Your Supply Base Is Too Big – But That Does Not Mean You Should Consolidate

You should right-size, but right-size doesn’t mean down-sizing the supply base like consultants in the 90’s used the term right-size when they wanted their customers to down-size their work-force. It means identifying the right number of suppliers for the category, and the right suppliers to fill those slots. If you are sole-sourcing or dual-sourcing a category, and the one or two suppliers are risky or in at-risk regions, you might need more.

The right number of suppliers is not a magic number, it’s the right number of suppliers you end up with after you have identified the right suppliers for each category. For a large organization, that has 60,000 suppliers, that’s probably a substantially smaller number (by a factor of 2 or 3), but it’s not consolidation and cutting across the board.

The reality is that most of the unnecessary supplier proliferation is in the tail spend, not the strategic spend that is analyzed every few years.

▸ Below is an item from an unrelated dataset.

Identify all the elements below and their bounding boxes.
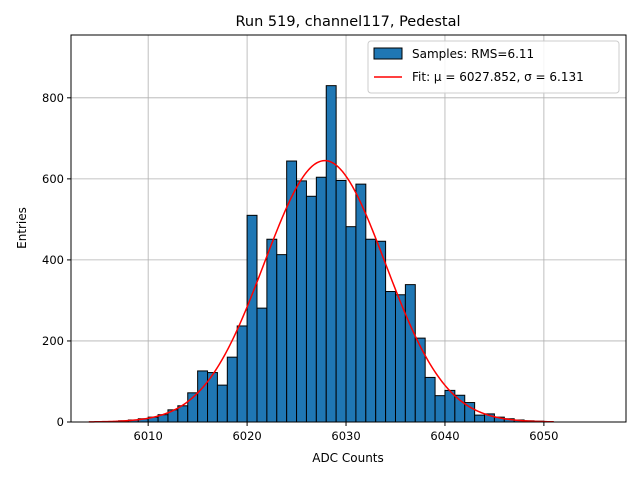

There are a few extra suppliers in the strategic spend, particularly when organizational units or individual buyers go rogue and don’t buy off of contracted or preferred suppliers, but the majority of needless supplier sprawl is in the tail spend. (Where, as we noted earlier this week, you should be auto-buying.)

So how do you go about right-sizing? First of all, for each product or service in the tail spend, select preferred suppliers and make sure that they are only suppliers available in any and all solutions the buyers can use. Then, make sure that the organization puts in place a no PO, no pay policy and communicates that to all suppliers, and, in particular, the suppliers that are no longer preferred suppliers. This will minimize the suppliers who will respond, especially if the organization refuses to pay invoices that are unmatched to POs.

Then, use auto-class solutions on the transactions to try and identify products or services that could come from the same supplier and try to reduce the supply base further by eliminating those suppliers that can only supply one product or service when there are enough suppliers that can supply that product or service that can also supply other products and services.

And then stop there. While this won’t necessarily get down to the optimal number of suppliers, or ensure the optimal supplier is in each category, it will likely reduce the number of suppliers in the tail by a factor of 2 or 3 and make the tail a lot more manageable. And that’s what’s key – manageability, especially when you want your auto-buy to work quickly and efficiently and eventually consolidate enough volume that you can negotiate with the supplier in the future if you need to.